The Oakwood mutiny not only put a stop to those infomercials. It also shocked the Arroyo government into the realization that not all of its pandering to Reyes and company could prevent the first coup attempt in 14 years from being launched against it.

On the contrary. The Oakwood mutiny revealed that Reyes had become part of the problem in the military by turning into one of the biggest sources of disaffection within it, specially among its younger officers. Now the military, in her mind once Arroyo’s biggest asset, has become her biggest worry, as rumors that the coup plotters within it, with the help of some of the worst politicians this country has ever spawned, have not given up and are still a threat to the government.

The Marcos government too had put its trust in the military, and even shared power with it. The inevitable result of military politicization was its turning against its own patron. In 1986, the EDSA uprising had been fueled by Marcos’ favoring one military faction, that of his cousin Fabian Ver’s, over others. In 2003 the Oakwood mutiny—and the broader coup plot of which it was only the most visible episode—was at least partly driven by perceptions that the Reyes faction was favored above all others.

It was to dispel that perception, among others, that has forced Reyes to resign (although Reyes is keeping his future plans close to his chest, and seems to be distancing himself from the Arroyo government for goodness knows what purpose) . It is towards dispelling that perception that the Arroyo government should be instituting in the military the reforms that it has long needed.

It won’t do for it to focus its sole attention on the so-called “civilian component”—which it equates with the opposition—of the July coup attempt. The resignation of Reyes, though temporarily damaging to the stock market and the peso-dollar exchange rate, should be only the first step in the effort to end the factionalism in the AFP that Reyes’ preeminence since 2001 has created.

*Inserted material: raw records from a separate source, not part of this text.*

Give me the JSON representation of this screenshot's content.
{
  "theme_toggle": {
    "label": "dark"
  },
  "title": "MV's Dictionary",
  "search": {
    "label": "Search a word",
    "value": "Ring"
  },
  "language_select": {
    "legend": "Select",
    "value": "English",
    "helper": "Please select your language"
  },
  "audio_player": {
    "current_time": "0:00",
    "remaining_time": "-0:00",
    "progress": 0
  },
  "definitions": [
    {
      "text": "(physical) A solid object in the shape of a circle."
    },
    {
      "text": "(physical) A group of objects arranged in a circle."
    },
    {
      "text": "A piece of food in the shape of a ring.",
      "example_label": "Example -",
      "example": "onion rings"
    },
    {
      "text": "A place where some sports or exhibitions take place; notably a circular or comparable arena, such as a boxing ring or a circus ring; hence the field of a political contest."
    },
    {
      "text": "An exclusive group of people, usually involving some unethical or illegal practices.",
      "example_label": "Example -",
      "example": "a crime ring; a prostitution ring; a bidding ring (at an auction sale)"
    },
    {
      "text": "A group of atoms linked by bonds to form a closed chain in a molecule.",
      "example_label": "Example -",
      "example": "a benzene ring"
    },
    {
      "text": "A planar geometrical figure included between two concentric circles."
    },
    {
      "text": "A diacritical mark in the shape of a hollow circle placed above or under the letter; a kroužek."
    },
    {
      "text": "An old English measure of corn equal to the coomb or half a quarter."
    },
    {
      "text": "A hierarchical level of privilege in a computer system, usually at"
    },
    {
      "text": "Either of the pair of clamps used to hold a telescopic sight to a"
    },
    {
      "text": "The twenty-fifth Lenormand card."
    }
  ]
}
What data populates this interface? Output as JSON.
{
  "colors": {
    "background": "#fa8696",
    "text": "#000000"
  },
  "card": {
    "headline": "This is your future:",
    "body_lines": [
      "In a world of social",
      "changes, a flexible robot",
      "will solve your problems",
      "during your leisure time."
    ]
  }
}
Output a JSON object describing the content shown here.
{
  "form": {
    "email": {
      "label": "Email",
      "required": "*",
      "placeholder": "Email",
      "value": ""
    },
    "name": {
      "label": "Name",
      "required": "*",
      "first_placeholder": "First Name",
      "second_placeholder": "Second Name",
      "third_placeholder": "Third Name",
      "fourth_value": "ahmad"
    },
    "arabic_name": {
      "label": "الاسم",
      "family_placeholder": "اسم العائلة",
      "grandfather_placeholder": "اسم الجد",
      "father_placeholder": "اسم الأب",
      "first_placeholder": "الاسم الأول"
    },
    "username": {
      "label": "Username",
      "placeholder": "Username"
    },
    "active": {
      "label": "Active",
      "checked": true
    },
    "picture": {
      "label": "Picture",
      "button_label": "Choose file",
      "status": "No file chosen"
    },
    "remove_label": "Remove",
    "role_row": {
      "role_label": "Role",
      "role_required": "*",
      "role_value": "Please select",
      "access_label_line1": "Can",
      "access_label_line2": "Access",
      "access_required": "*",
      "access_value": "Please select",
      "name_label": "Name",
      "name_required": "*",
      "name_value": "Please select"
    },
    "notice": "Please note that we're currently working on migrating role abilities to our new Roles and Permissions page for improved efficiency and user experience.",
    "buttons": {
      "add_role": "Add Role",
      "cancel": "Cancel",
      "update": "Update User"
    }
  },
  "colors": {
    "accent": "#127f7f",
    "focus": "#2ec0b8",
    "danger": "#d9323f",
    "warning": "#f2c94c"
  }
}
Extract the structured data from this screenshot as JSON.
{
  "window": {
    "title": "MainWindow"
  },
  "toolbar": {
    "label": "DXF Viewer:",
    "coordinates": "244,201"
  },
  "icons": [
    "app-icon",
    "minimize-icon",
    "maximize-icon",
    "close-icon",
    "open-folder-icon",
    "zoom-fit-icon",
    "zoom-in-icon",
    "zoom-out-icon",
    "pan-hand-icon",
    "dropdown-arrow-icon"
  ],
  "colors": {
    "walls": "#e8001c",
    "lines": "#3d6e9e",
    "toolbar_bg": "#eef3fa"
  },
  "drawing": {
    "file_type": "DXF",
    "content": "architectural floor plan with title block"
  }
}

That problem has to be addressed, not by singling out Reyes’ remaining partisans in Defense and the AFP, but in the government’s possessing the will to, first, establish which among the Oakwood mutineers’ grievances are legitimate, and second, to decisively address them.

Mrs. Arroyo has suggested that the “well-organized, well-funded effort by certain forces to bring down our democracy through massive disinformation and political agitation” of which Reyes warned when he resigned last week refers to the political opposition by asking Filipinos if they “will allow this kind of people to run our government”. This question is a political, meaning partisan, one which can invite speculations that she is contemplating the use of some means—perhaps another “state of rebellion,” which she has declared twice since 2002—to silence the opposition.

That would be futile as well as dangerous—as dangerous as Roilo Golez’ resurrecting the Marcosian claim that a “leftist-rightist conspiracy” was threatening the government in 1972. Golez last week used almost the same 1972 phrasing when he claimed a “tactical alliance” between the Right-wing groups plotting against the government and the Left, which can include both its armed and unarmed wings.

It is true that the New People’s Army has offered disgruntled AFP soldiers sanctuary in the areas that it influences. This has been an NPA policy for decades—incidentally encouraged by the defection of Brig. Gen. Victor Corpus to the NPA in 1971. It is far from a tactical alliance, which basically means coordinating operations in the battlefield.

Thankfully Mrs. Arroyo has not echoed the line of her National Security Adviser, who was, by the way, Bureau of Posts director during the Marcos period. Otherwise, it might have furthered the impression that for all the thirty years that have passed since then, the country has somehow been frozen in its tracks in the 1970s.